(intransitive) To search with one's hands and fingers; to attempt to grasp something.
- 1614, John Taylor, Water-Worke: or, The Sculler’s Travels, Dedication, in All the Works of John Taylor the Water Poet, London: James Boler, 1630, reprinted for the Spenser Society, 1869,
Ile grable for Gudgeons or fish for Flounders in the Rereward of our eminent temporizing Humorists, sharpe Satyrists, or Ænigmaticall Epigramatists.
- 1887, Oscar Wilde, “The Canterville Ghost,” Chapter III, in Lord Arthur Savile’s Crime & Other Stories, London: James R. Osgood, McIlvaine and Co., 1891, p. 113,
A few hollow groans from the wardrobe, he thought, would be more than sufficient, or, if that failed to wake her, he might grabble at the counterpane with palsy-twitching fingers.
(intransitive, obsolete) To search in a similar way using an implement.
(transitive) To touch (someone) with one's hands or fingers, sometimes in a sexual way.
- 1719, Thomas d'Urfey, “Willey’s Intreague” in Wit and Mirth: or Pills to Purge Melancholy, London: J. Tonson, 1876 reprint, p. 195,
When Nelly tho’ he teiz’d her,
And Grabbled her and Squeez’d her,
Cry’d, stay a little, I vow and swear I could kill ye,
Another touch I can bear ye,
(transitive) To pick (something or someone) up hastily, roughly or clumsily.
(transitive) To attempt to grab; to grasp at (something).
(transitive) To pull, lift or dig (something) (out of the ground) by searching with one's hands and fingers.

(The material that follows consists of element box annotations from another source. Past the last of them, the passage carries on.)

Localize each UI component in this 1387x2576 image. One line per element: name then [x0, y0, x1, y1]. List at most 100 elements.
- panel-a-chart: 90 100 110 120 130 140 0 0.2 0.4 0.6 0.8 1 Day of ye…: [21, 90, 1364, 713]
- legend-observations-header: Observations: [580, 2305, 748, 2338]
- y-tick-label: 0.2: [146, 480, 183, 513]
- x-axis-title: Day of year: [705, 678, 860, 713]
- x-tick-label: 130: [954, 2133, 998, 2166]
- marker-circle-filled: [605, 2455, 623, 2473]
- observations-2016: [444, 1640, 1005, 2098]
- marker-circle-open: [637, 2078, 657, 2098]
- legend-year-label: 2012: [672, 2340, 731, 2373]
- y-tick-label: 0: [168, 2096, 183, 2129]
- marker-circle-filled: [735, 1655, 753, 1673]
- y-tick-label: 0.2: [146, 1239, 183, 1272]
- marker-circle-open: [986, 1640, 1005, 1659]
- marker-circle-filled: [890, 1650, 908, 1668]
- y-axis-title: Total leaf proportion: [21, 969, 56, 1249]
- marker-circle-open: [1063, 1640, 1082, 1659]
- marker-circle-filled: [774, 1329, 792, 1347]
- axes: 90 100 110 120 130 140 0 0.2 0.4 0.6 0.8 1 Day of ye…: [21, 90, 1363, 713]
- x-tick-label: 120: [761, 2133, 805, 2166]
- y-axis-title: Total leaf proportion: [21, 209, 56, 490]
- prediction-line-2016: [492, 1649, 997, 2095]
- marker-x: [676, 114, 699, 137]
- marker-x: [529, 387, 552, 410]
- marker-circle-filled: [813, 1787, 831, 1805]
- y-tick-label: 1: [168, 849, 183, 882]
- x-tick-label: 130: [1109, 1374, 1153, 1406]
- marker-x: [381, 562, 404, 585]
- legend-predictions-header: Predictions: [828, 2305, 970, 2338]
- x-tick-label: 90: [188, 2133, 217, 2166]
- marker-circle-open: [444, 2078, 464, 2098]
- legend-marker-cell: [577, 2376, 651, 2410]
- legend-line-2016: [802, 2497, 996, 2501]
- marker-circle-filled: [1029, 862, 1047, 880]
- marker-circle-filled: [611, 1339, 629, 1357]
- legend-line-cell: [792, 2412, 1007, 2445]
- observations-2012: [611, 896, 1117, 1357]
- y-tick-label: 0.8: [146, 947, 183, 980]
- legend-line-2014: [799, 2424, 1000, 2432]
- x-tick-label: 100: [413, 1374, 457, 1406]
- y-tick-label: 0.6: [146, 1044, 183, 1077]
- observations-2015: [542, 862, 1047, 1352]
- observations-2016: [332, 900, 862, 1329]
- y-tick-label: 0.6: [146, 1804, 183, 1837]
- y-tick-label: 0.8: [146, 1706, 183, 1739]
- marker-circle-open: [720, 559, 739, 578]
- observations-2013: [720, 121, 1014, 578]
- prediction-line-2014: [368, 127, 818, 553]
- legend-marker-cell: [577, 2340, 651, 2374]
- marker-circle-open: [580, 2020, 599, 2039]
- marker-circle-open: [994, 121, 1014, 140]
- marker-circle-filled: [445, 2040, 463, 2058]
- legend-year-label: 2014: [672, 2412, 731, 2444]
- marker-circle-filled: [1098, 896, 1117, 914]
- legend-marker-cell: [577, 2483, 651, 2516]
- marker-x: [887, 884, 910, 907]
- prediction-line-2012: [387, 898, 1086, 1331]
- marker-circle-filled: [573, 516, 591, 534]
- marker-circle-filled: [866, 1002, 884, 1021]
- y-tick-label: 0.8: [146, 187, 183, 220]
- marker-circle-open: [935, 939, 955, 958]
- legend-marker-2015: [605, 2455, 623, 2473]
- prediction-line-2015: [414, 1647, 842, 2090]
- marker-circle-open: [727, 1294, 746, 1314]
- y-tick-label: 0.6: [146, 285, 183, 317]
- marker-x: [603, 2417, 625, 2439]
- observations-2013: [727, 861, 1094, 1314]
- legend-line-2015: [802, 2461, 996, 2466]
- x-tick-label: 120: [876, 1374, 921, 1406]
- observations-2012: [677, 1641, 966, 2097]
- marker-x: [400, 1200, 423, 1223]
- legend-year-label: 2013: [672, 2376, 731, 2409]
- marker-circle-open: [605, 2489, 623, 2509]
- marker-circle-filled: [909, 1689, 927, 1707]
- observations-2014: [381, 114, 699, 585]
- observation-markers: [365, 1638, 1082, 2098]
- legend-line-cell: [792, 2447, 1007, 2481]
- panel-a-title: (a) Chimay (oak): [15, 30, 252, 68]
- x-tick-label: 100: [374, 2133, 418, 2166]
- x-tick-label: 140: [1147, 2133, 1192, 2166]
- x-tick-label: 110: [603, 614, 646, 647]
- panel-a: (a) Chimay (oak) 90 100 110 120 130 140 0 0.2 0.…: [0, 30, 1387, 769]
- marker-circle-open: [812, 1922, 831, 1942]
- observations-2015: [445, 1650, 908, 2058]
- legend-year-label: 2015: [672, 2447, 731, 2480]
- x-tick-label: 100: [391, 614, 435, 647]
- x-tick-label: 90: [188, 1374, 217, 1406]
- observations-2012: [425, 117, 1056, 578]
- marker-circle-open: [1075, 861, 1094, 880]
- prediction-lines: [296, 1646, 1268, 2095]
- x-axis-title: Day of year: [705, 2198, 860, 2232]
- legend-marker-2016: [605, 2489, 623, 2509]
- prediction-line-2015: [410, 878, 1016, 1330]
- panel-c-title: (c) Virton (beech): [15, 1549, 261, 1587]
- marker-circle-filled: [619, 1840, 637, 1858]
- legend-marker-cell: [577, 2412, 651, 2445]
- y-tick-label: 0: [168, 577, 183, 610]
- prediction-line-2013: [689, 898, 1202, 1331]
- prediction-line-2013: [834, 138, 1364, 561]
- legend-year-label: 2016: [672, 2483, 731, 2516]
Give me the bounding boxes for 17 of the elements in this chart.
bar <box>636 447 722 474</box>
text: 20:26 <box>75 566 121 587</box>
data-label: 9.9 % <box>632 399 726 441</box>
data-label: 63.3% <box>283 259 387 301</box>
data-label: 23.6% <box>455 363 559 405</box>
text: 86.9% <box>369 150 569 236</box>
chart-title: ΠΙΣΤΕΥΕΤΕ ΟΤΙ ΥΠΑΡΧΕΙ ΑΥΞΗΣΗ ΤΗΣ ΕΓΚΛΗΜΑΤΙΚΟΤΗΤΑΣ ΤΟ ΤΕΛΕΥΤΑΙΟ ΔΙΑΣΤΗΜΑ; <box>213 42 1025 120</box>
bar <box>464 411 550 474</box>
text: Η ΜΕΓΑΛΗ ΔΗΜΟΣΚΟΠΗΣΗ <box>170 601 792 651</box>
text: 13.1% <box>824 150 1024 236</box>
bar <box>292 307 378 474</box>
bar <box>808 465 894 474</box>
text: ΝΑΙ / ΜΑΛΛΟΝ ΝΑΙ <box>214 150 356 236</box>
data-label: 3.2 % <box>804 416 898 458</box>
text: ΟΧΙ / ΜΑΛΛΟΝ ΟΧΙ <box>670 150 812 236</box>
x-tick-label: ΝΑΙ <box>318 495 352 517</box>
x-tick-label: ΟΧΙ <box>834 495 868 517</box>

- 1865, W. W. McCarty, “History of Captain W. W. McCarty’s Prison Life, and Southern Prisons,” in History of the 78th Regiment O.V.V.I., Zanesville, OH: Hugh Dunne, p. 302,
[…] Harry went into the potato patch and grabbled us some sweet potatoes […]
- 1910, J. C. Cooper (ed.), Walnut Growing in Oregon, Passenger Department, Portland, OR: Oregon Railroad and Navigation Co., Southern Pacific Company Lines in Oregon, p. 17,
One grower had a bed of hybrid black walnuts. The season was late and when the ground was ready for planting many had started to grow. He engaged some boys to grabble out the nuts from the sand beds, urging care, but many of the best were broken and injured.
- 1924, United States Department of Labor, Child Labor and the Work of Mothers on Norfolk Truck Farms, Bureau Publication No. 30, Washington: Government Printing Office, p. 11,
The potatoes […] are then lifted out of the soil by hand—“scratched,” “graveled,” or “grabbled” out, according to the idioms of the colored workers […]
(transitive, obsolete) To lift (something) out in a similar way using an implement.
(ambitransitive, now Southeastern US) To catch fish by reaching into the water with one's hand.